Tichys Einblick
Zur Lage in der Ukraine

Putin signalisiert Zugeständnisse – und versucht Erfolge seines Krieges zu sichern

Putins Regime sendet mit seinen jüngsten Entscheidungen im Ukraine-Krieg widersprüchliche Signale: einerseits eine gewisse Verständigungsbereitschaft Richtung Westen – andererseits Intensivierung der Aggression im Süden und Osten der Ukraine.
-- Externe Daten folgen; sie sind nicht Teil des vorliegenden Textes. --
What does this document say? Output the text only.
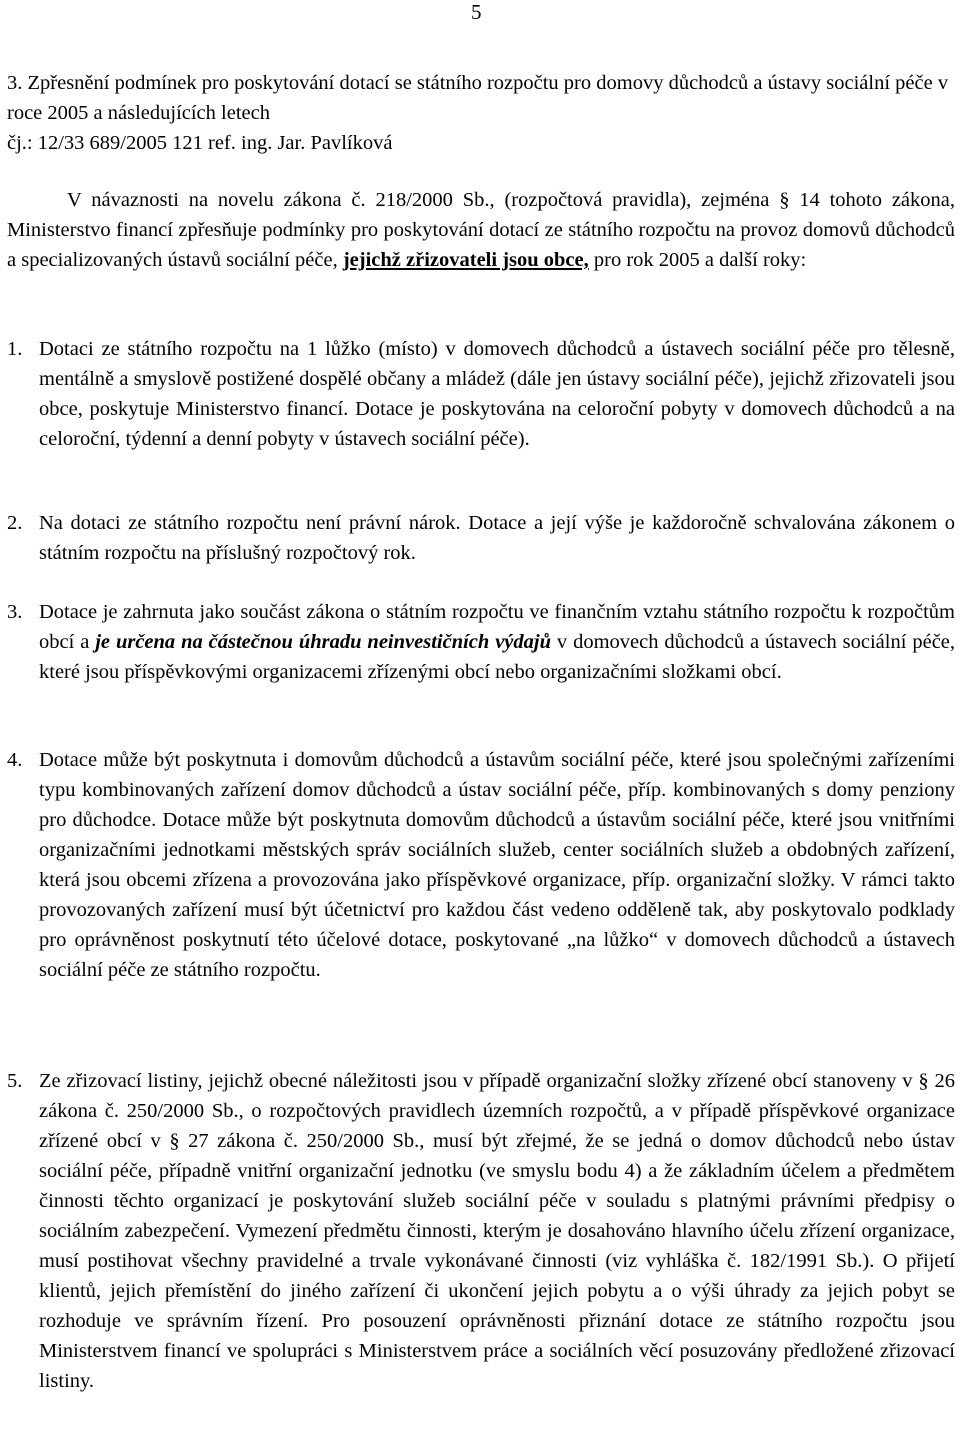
5
3. Zpřesnění podmínek pro poskytování dotací se státního rozpočtu pro domovy důchodců a ústavy sociální péče v roce 2005 a následujících letech
čj.: 12/33 689/2005 121 ref. ing. Jar. Pavlíková
V návaznosti na novelu zákona č. 218/2000 Sb., (rozpočtová pravidla), zejména § 14 tohoto zákona, Ministerstvo financí zpřesňuje podmínky pro poskytování dotací ze státního rozpočtu na provoz domovů důchodců a specializovaných ústavů sociální péče, jejichž zřizovateli jsou obce, pro rok 2005 a další roky:
1. Dotaci ze státního rozpočtu na 1 lůžko (místo) v domovech důchodců a ústavech sociální péče pro tělesně, mentálně a smyslově postižené dospělé občany a mládež (dále jen ústavy sociální péče), jejichž zřizovateli jsou obce, poskytuje Ministerstvo financí. Dotace je poskytována na celoroční pobyty v domovech důchodců a na celoroční, týdenní a denní pobyty v ústavech sociální péče).
2. Na dotaci ze státního rozpočtu není právní nárok. Dotace a její výše je každoročně schvalována zákonem o státním rozpočtu na příslušný rozpočtový rok.
3. Dotace je zahrnuta jako součást zákona o státním rozpočtu ve finančním vztahu státního rozpočtu k rozpočtům obcí a je určena na částečnou úhradu neinvestičních výdajů v domovech důchodců a ústavech sociální péče, které jsou příspěvkovými organizacemi zřízenými obcí nebo organizačními složkami obcí.
4. Dotace může být poskytnuta i domovům důchodců a ústavům sociální péče, které jsou společnými zařízeními typu kombinovaných zařízení domov důchodců a ústav sociální péče, příp. kombinovaných s domy penziony pro důchodce. Dotace může být poskytnuta domovům důchodců a ústavům sociální péče, které jsou vnitřními organizačními jednotkami městských správ sociálních služeb, center sociálních služeb a obdobných zařízení, která jsou obcemi zřízena a provozována jako příspěvkové organizace, příp. organizační složky. V rámci takto provozovaných zařízení musí být účetnictví pro každou část vedeno odděleně tak, aby poskytovalo podklady pro oprávněnost poskytnutí této účelové dotace, poskytované „na lůžko“ v domovech důchodců a ústavech sociální péče ze státního rozpočtu.
5. Ze zřizovací listiny, jejichž obecné náležitosti jsou v případě organizační složky zřízené obcí stanoveny v § 26 zákona č. 250/2000 Sb., o rozpočtových pravidlech územních rozpočtů, a v případě příspěvkové organizace zřízené obcí v § 27 zákona č. 250/2000 Sb., musí být zřejmé, že se jedná o domov důchodců nebo ústav sociální péče, případně vnitřní organizační jednotku (ve smyslu bodu 4) a že základním účelem a předmětem činnosti těchto organizací je poskytování služeb sociální péče v souladu s platnými právními předpisy o sociálním zabezpečení. Vymezení předmětu činnosti, kterým je dosahováno hlavního účelu zřízení organizace, musí postihovat všechny pravidelné a trvale vykonávané činnosti (viz vyhláška č. 182/1991 Sb.). O přijetí klientů, jejich přemístění do jiného zařízení či ukončení jejich pobytu a o výši úhrady za jejich pobyt se rozhoduje ve správním řízení. Pro posouzení oprávněnosti přiznání dotace ze státního rozpočtu jsou Ministerstvem financí ve spolupráci s Ministerstvem práce a sociálních věcí posuzovány předložené zřizovací listiny.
Zerstörungen in Kiew durch russischen Raketenbeschuss, 30.03.2022

IMAGO / NurPhoto

Die jüngsten Nachrichten aus der Ukraine und Russland vermitteln zwar einerseits den Eindruck eines nach militärischen Misserfolgen und den Verhandlungen in Istanbul zu begrenzten Zugeständnissen grundsätzlich bereiten Wladimir Putin. Das betrifft militärische wie auch politische Signale. Andere Nachrichten dagegen legen nahe, dass Putin versucht, wenn schon nicht die ganze Ukraine, so doch zumindest bedeutende Teile von ihr dauerhaft unter russischer Kontrolle zu halten.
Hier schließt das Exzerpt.